- Born: 1906 Chuluut sum Arkhangai Province
- Died: 1938 (aged 31–32) Ulaanbaatar
- Military career
- Allegiance: Mongolian People's Republic
- Branch: State security organs
- Service years: 1925–1934
- Commands: Deputy head of the Internal Security Service (Internal Security Service)
- Conflicts: Suppression of the Tugsbuyant uprising (1930), suppression of the Khuvsgul uprising (1932)
- Awards: Order of the Red Banner

= Sereenengiin Givaapil =

Mongolian statesman

Sereenen Givaapil (Сэрээнэнгийн Гиваапил; 1906, Chuluut sum, Arkhangai Province, Mongolia (then part of the Sain Noyon Khan aimag) – 1938, Ulaanbaatar, Mongolian People's Republic) was a Mongolian communist, activist of the Mongolian People's Revolutionary Party (MPRP), and one of the leaders of the Internal Security Service. He commanded forces in the suppression of the Khuvsgul uprising. He criticized Soviet interference in the affairs of the Mongolian People's Republic and the policies of Khorloogiin Choibalsan. Arrested during the period of the Great Repression, he was sentenced to death and executed. He was posthumously rehabilitated.

== Early life ==
He was born into a herder (arat) family in the Sain Noyon Khan aimag of Bogd Khanate of Mongolia (present-day Chuluut sum of Arkhangai Province). From the age of fourteen he worked as a weaver. He learned to read and write and earned a living writing letters for others. He positively supported the Mongolian Revolution of 1921 and the establishment of the Mongolian People's Republic.

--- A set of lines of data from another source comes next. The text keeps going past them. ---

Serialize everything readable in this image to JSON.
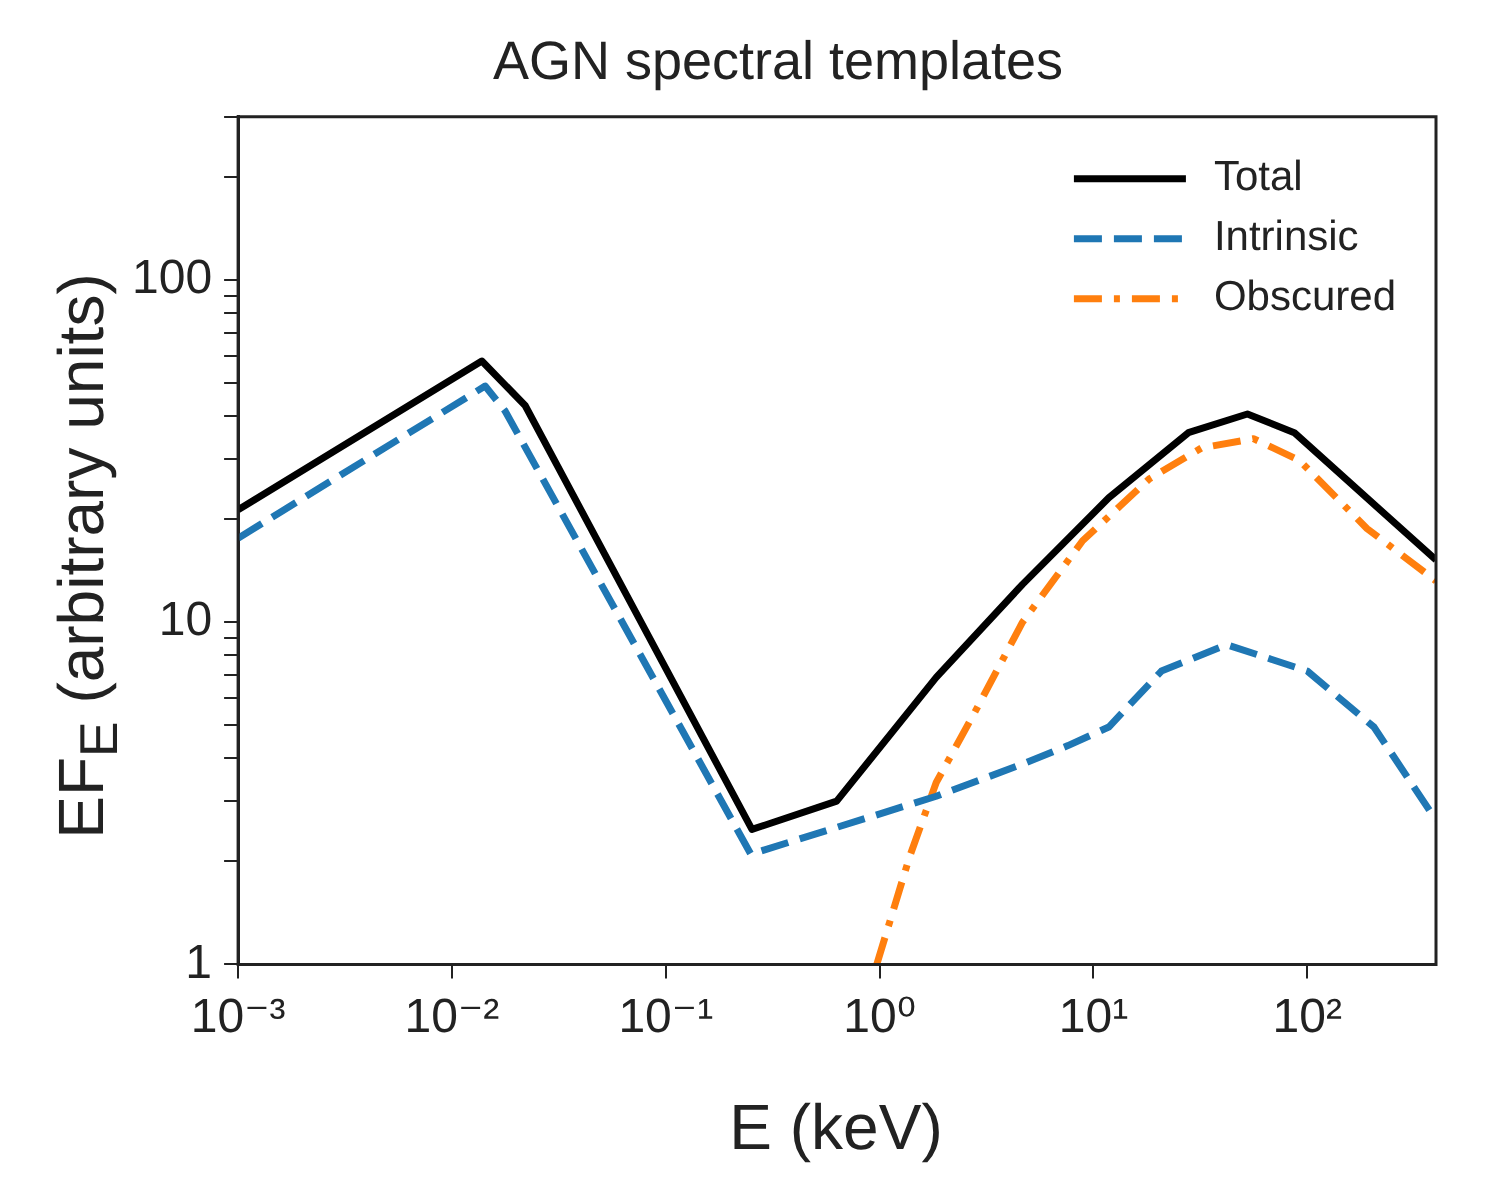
{
  "chart_data": {
    "type": "line",
    "title": "AGN spectral templates",
    "xlabel": "E (keV)",
    "ylabel": "EF$_{E}$ (arbitrary units)",
    "log": "xy",
    "legend": "top right",
    "grid": false,
    "marker": "none",
    "xlim": [
      0.001,
      400
    ],
    "ylim": [
      1,
      300
    ],
    "xticks": [
      {
        "value": 0.001,
        "label": "10⁻³"
      },
      {
        "value": 0.01,
        "label": "10⁻²"
      },
      {
        "value": 0.1,
        "label": "10⁻¹"
      },
      {
        "value": 1,
        "label": "10⁰"
      },
      {
        "value": 10,
        "label": "10¹"
      },
      {
        "value": 100,
        "label": "10²"
      }
    ],
    "yticks": [
      1,
      {
        "value": 2,
        "label": null
      },
      {
        "value": 3,
        "label": null
      },
      {
        "value": 4,
        "label": null
      },
      {
        "value": 5,
        "label": null
      },
      {
        "value": 6,
        "label": null
      },
      {
        "value": 7,
        "label": null
      },
      {
        "value": 8,
        "label": null
      },
      {
        "value": 9,
        "label": null
      },
      10,
      {
        "value": 20,
        "label": null
      },
      {
        "value": 30,
        "label": null
      },
      {
        "value": 40,
        "label": null
      },
      {
        "value": 50,
        "label": null
      },
      {
        "value": 60,
        "label": null
      },
      {
        "value": 70,
        "label": null
      },
      {
        "value": 80,
        "label": null
      },
      {
        "value": 90,
        "label": null
      },
      100,
      {
        "value": 200,
        "label": null
      },
      {
        "value": 300,
        "label": null
      }
    ],
    "series": [
      {
        "name": "Total",
        "color": "#000000",
        "line_style": "solid",
        "x": [
          0.001,
          0.0138,
          0.022,
          0.253,
          0.63,
          1.84,
          4.66,
          11.8,
          27.8,
          52.5,
          87,
          400
        ],
        "values": [
          21.3,
          58,
          43,
          2.48,
          3.0,
          6.9,
          12.9,
          23.1,
          35.8,
          40.6,
          35.8,
          15.2
        ]
      },
      {
        "name": "Intrinsic",
        "color": "#1f77b4",
        "line_style": "dashed",
        "x": [
          0.001,
          0.0143,
          0.0177,
          0.25,
          1.84,
          4.66,
          7.6,
          11.8,
          20.8,
          42,
          100,
          205,
          400
        ],
        "values": [
          17.6,
          49,
          41.5,
          2.1,
          3.1,
          3.85,
          4.36,
          4.94,
          7.2,
          8.6,
          7.2,
          4.94,
          2.64
        ]
      },
      {
        "name": "Obscured",
        "color": "#ff7f0e",
        "line_style": "dashdot",
        "x": [
          0.97,
          1.38,
          1.84,
          2.85,
          4.66,
          8.9,
          18.2,
          32,
          56,
          92,
          190,
          400
        ],
        "values": [
          1.0,
          2.06,
          3.4,
          5.6,
          10.0,
          17.3,
          26.2,
          32.3,
          34.4,
          29.7,
          18.8,
          13.2
        ]
      }
    ]
  }
}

== Counter-insurgency service ==
=== Career in the Internal Security Service ===
In 1925, Givaapil was drafted into the Mongolian People's Revolutionary Army. He served as a clerk and administrative officer. He was a member of the ruling communist party (MPRP).

The leadership of the Internal Security Service recruited literate and capable personnel from party and army ranks. In June 1926, Sereenen Givaapil was transferred to the Internal Security Service (DHK). He proved to be an effective organizer. In 1927 he was appointed commander of security forces in the Khan-Taishir mountain region (now in Govi-Altai Province).

He participated in the suppression of the 1930 Tugsbuyant uprising and was awarded the Order of Military Merit. He was later noted for attempting to avoid large-scale repression and bloodshed. In 1932 he was appointed head of the political department and deputy head of the DHK under Bat-Ochiryn Eldev-Ochir, retaining his post under Davaagiin Namsrai.

=== Suppression of the Khuvsgul uprising ===
see: 1932 armed uprising in Mongolia

In 1932, Sereenen Givaapil led the suppression of the largest anti-communist popular uprising in Mongolia. He served on a special “Commission for Investigation of Political Crimes,” which functioned as an extraordinary party-state authority.

Givaapil led operational command and took part in combat against rebel forces, including units led by commanders Batboldyn Tugj and Chimedyn Sambuu in Khuvsgul and Arkhangai. He directed not only military operations but also the seizure of monasteries and settlements, and ordered executions of prisoners. In recaptured sums such as Jargalant, Tsetserleg, and Bayanzurkh, he quickly restored the previous administrative system. After the suppression of the uprising, he was again awarded the Order of Military Merit.

His unit was considered a shock detachment of government forces. However, Givaapil reportedly attempted to limit the severity of punitive measures. For example, he rejected an instruction from OGPU envoy Ivan Chibisov to use poisoned bullets.

== Conflict, arrest, and execution ==
Sereenen Givaapil was a committed communist but also an advocate of Mongolian sovereignty. He openly criticized Soviet interference in Mongolian politics and supported Peljidiin Genden. He also pointed out that OGPU advisers in the DHK did not understand local Mongolian conditions. This provoked a negative reaction from Soviet representatives and MPRP leadership.

In 1934 he was implicated in the Lhümbe Case. He denied the accusations during interrogation. Although not arrested at that time, he was effectively sent to study in Moscow. He spent about a year at the Communist University of the Toilers of the East. After returning in 1935, he was assigned to economic institutions and excluded from security services. He continued to criticize Choibalsan's policies privately.

He was arrested again during the 1937 purges. Investigators attempted to extract testimony against Genden and Gelegdorjiin Demid, but he refused. He was sentenced to death on standard charges of “conspiracy” and “espionage” and executed in 1938. He was posthumously rehabilitated by the Presidium of the Supreme Court of the MPR in 1962.